SEACrowd / seacrowd-datahub

A collaborative project to collect datasets in SEA languages, SEA regions, or SEA cultures.
Apache License 2.0
66 stars 58 forks source link

Create dataset loader for Okapi m-ARC #474

Closed SamuelCahyawijaya closed 6 months ago

SamuelCahyawijaya commented 8 months ago

Dataloader name: okapi_m_arc/okapi_m_arc.py DataCatalogue: http://seacrowd.github.io/seacrowd-catalogue/card.html?okapi_m_arc

Dataset okapi_m_arc
Description m-ARC is a multilingual version of ARC, a dataset of 7,787 genuine grade-school level, multiple-choice science questions assembled to encourage research in advanced question-answering and reasoning.
Subsets -
Languages ind, vie
Tasks Commonsense Reasoning
License Creative Commons Attribution Non Commercial 4.0 (cc-by-nc-4.0)
Homepage http://nlp.uoregon.edu/download/okapi-eval/datasets/
HF URL https://huggingface.co/datasets/jon-tow/okapi_arc_challenge
Paper URL https://arxiv.org/abs/2307.16039
tellarin commented 8 months ago

self-assign

tellarin commented 7 months ago

Back working on this. Sorry for the delay.

holylovenia commented 7 months ago

Back working on this.
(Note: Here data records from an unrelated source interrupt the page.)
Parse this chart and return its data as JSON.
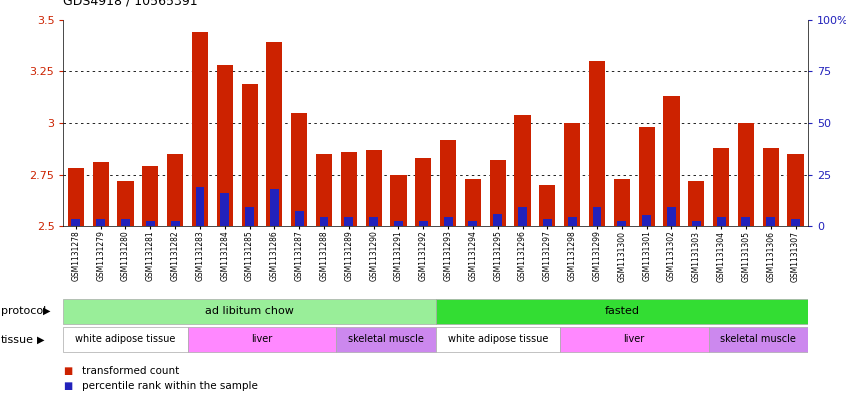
{
  "title": "GDS4918 / 10565391",
  "samples": [
    "GSM1131278",
    "GSM1131279",
    "GSM1131280",
    "GSM1131281",
    "GSM1131282",
    "GSM1131283",
    "GSM1131284",
    "GSM1131285",
    "GSM1131286",
    "GSM1131287",
    "GSM1131288",
    "GSM1131289",
    "GSM1131290",
    "GSM1131291",
    "GSM1131292",
    "GSM1131293",
    "GSM1131294",
    "GSM1131295",
    "GSM1131296",
    "GSM1131297",
    "GSM1131298",
    "GSM1131299",
    "GSM1131300",
    "GSM1131301",
    "GSM1131302",
    "GSM1131303",
    "GSM1131304",
    "GSM1131305",
    "GSM1131306",
    "GSM1131307"
  ],
  "red_values": [
    2.78,
    2.81,
    2.72,
    2.79,
    2.85,
    3.44,
    3.28,
    3.19,
    3.39,
    3.05,
    2.85,
    2.86,
    2.87,
    2.75,
    2.83,
    2.92,
    2.73,
    2.82,
    3.04,
    2.7,
    3.0,
    3.3,
    2.73,
    2.98,
    3.13,
    2.72,
    2.88,
    3.0,
    2.88,
    2.85
  ],
  "blue_values": [
    2.535,
    2.535,
    2.535,
    2.525,
    2.525,
    2.69,
    2.66,
    2.595,
    2.68,
    2.575,
    2.545,
    2.545,
    2.545,
    2.525,
    2.525,
    2.545,
    2.525,
    2.56,
    2.595,
    2.535,
    2.545,
    2.595,
    2.525,
    2.555,
    2.595,
    2.525,
    2.545,
    2.545,
    2.545,
    2.535
  ],
  "baseline": 2.5,
  "ylim_left": [
    2.5,
    3.5
  ],
  "ylim_right": [
    0,
    100
  ],
  "yticks_left": [
    2.5,
    2.75,
    3.0,
    3.25,
    3.5
  ],
  "ytick_labels_left": [
    "2.5",
    "2.75",
    "3",
    "3.25",
    "3.5"
  ],
  "yticks_right": [
    0,
    25,
    50,
    75,
    100
  ],
  "ytick_labels_right": [
    "0",
    "25",
    "50",
    "75",
    "100%"
  ],
  "grid_values": [
    2.75,
    3.0,
    3.25
  ],
  "protocol_groups": [
    {
      "label": "ad libitum chow",
      "start": 0,
      "end": 15,
      "color": "#99EE99"
    },
    {
      "label": "fasted",
      "start": 15,
      "end": 30,
      "color": "#33DD33"
    }
  ],
  "tissue_groups": [
    {
      "label": "white adipose tissue",
      "start": 0,
      "end": 5,
      "color": "#ffffff"
    },
    {
      "label": "liver",
      "start": 5,
      "end": 11,
      "color": "#FF88FF"
    },
    {
      "label": "skeletal muscle",
      "start": 11,
      "end": 15,
      "color": "#CC88EE"
    },
    {
      "label": "white adipose tissue",
      "start": 15,
      "end": 20,
      "color": "#ffffff"
    },
    {
      "label": "liver",
      "start": 20,
      "end": 26,
      "color": "#FF88FF"
    },
    {
      "label": "skeletal muscle",
      "start": 26,
      "end": 30,
      "color": "#CC88EE"
    }
  ],
  "bar_color_red": "#CC2200",
  "bar_color_blue": "#2222BB",
  "bar_width": 0.65,
  "legend_items": [
    {
      "label": "transformed count",
      "color": "#CC2200"
    },
    {
      "label": "percentile rank within the sample",
      "color": "#2222BB"
    }
  ],
  "protocol_label": "protocol",
  "tissue_label": "tissue",
  "tick_color_left": "#CC2200",
  "tick_color_right": "#2222BB",
  "title_fontsize": 9,
  "bar_label_fontsize": 5.5,
  "axis_fontsize": 8
}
Sorry for the delay.

Sure, please let us know if you need any help, @tellarin!

holylovenia commented 6 months ago

Hi @tellarin, thanks for taking this PR. Just a heads up, due to the delay, I would like to let @SamuelCahyawijaya take over this issue if there's no update until Tuesday, 16 April 2024 EoD AoE (23:59 UTC-12).